Bigger Than Enron: Bailout for Fraud-Ridden Fannie Mae

by Hans Bader on July 14, 2008 · 21 comments

Following in the wake of Friday’s massive bank failure, and the Senate’s passage of an economically destructive and pork-filled mortgage bailout bill that will further destabilize housing markets, the federal government is now moving to bail out the mortgage giants Fannie Mae and Freddie Mac.  It will cost the treasury (and taxpayers) billions of dollars to bail them out.  Fannie Mae, which helped spawn the mortgage crisis, has engaged in accounting fraud worse than what happened at Enron in order to inflate its managers’ bonuses. 

Fannie Mae, an unaccountable entity set up during the New Deal, is nominally private, the way Amtrak is, but it operates much like a government agency.  (The Supreme Court ruled in its 1995 Lebron decision that Amtrak is really a government agency, even though Congress declared it to be private in its enabling statute).

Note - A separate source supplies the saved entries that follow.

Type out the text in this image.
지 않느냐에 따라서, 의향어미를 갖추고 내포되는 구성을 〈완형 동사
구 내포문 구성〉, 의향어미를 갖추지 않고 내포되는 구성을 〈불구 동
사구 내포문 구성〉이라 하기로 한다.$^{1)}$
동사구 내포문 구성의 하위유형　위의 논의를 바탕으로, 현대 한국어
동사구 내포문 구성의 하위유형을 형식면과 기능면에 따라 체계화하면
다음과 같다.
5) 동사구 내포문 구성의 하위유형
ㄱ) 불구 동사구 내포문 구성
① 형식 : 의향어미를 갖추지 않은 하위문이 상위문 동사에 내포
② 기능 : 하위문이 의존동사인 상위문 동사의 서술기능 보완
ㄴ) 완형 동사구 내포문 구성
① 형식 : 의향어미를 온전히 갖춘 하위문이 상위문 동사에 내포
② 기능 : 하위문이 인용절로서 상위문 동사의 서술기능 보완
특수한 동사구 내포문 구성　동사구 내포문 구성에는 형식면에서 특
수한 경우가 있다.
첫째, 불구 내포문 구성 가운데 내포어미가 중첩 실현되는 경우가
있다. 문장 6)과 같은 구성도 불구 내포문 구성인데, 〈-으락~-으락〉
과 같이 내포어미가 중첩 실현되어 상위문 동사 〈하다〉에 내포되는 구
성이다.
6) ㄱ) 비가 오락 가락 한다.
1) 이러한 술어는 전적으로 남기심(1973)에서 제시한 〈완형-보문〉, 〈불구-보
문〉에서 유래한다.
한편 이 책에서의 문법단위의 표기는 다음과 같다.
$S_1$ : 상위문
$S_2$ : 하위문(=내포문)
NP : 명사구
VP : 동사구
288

Fannie Mae passes its costs and risks on to the taxpayers, while relying on its supposedly “private” status to allow its managers to collect inflated pay that is the envy of many private sector companies.  It has been run by cronies of liberal politicians like Franklin Raines and liberal power broker Jim Johnson.  But even liberal newspapers like the Seattle Post-Intelligencer have documented scandalous accounting manipulations at Fannie Mae.  As the Post-Intelligencer reports, Fannie Mae’s vice president for audits all but ordered employees to engage in accounting fraud to increase the bonuses of Fannie Mae’s managers:

“‘You must have 6.46 branded in your brains. You must be able to say it in your sleep, you must be able to recite it forwards and backwards, you must have a raging fire in your belly that burns away all doubts, you must live, breathe and dream 6.46, you must be obsessed by 6.46,’ a corporate officer told his colleagues in the year 2000.  This was no ordinary company. It was Fannie Mae, a government-sponsored private company that helps banks finance mortgages, and the company vice president was not a cheerleader or a sales manager but the senior vice president in charge of internal audits.”

CEI has long warned about the danger to our financial system posed by Fannie Mae and other unaccountable government-subsidized lenders.

In 2006, CEI filed a lawsuit to curb unaccountable government agencies, called Free Enterprise Fund v. Public Company Accounting Oversight BoardCEI is suing the Public Company Accounting Oversight Board, which was set up by Congress, and declared to be “private” (and thus unaccountable under open-government laws), even though it can impose multimillion dollar fines, and has generated red tape that costs the economy at least $35 billion per year.  CEI argues that this violates the Constitution’s Appointments Clause and separation of powers.

Hans Bader July 14, 2008 at 8:58 am

The Supreme Court's 1995 Lebron decision is, alas, probably insufficient to judicially classify Fannie Mae as governmental. Like many quasi-governmental corporations that enrich themselves at taxpayer expense, it probably does not meet the exacting criteria for being RECOGNIZED as governmental by that decision, even though it might as well be from the vantage point of hapless taxpayers forced to bail it out.

Much of its board is not appointed by the federal government (unlike, say, the Public Company Accounting Oversight Board, whose members are entirely picked by the federal SEC commissioners).

And it does not have broad regulatory powers, the way that the PCAOB, which can impose multimillion dollar fines, does.

It doesn't satisfy each of the Lebron factors for qualifying as a governmental entity, the way that the PCAOB and Amtrak, classic examples of governmental agencies, obviously do.

Lebron illustrates that being labeled as "private" by Congress, or being chartered as a "private" institution, is not enough to make a governmental agency "private" for purposes of the Constitution (much less truly private in fact).

But many corporations that are subsidized by the taxpayers and have an incestuous relationship with government officials nevertheless are not deemed governmental entities, even after the Lebron decision.

Rod September 7, 2008 at 7:20 pm

Many corporations, whether government, private or a murky mixture of the two, would not be so dependent on the Fed for bailouts from their greed and incompetence if the taxpayers simply refused to pay Federal income taxes. And the taxpayers would be better served because what would be their Fed tax money could actually be used for better local education, micro-loans etc. Besides, we know there is no law that says US citizens MUST pay federal income tax. If you refuse to give them money…if many refused…who would it hurt but the greedy bastards destroying the US. Remember, the US Fed is largely, as is the case in many other countries, controlled by the Bank of International Settlements in Switzerland. Check it out. Some people would say the country would fall apart if no federal income tax was collected. Oh yeah? Look at the country now!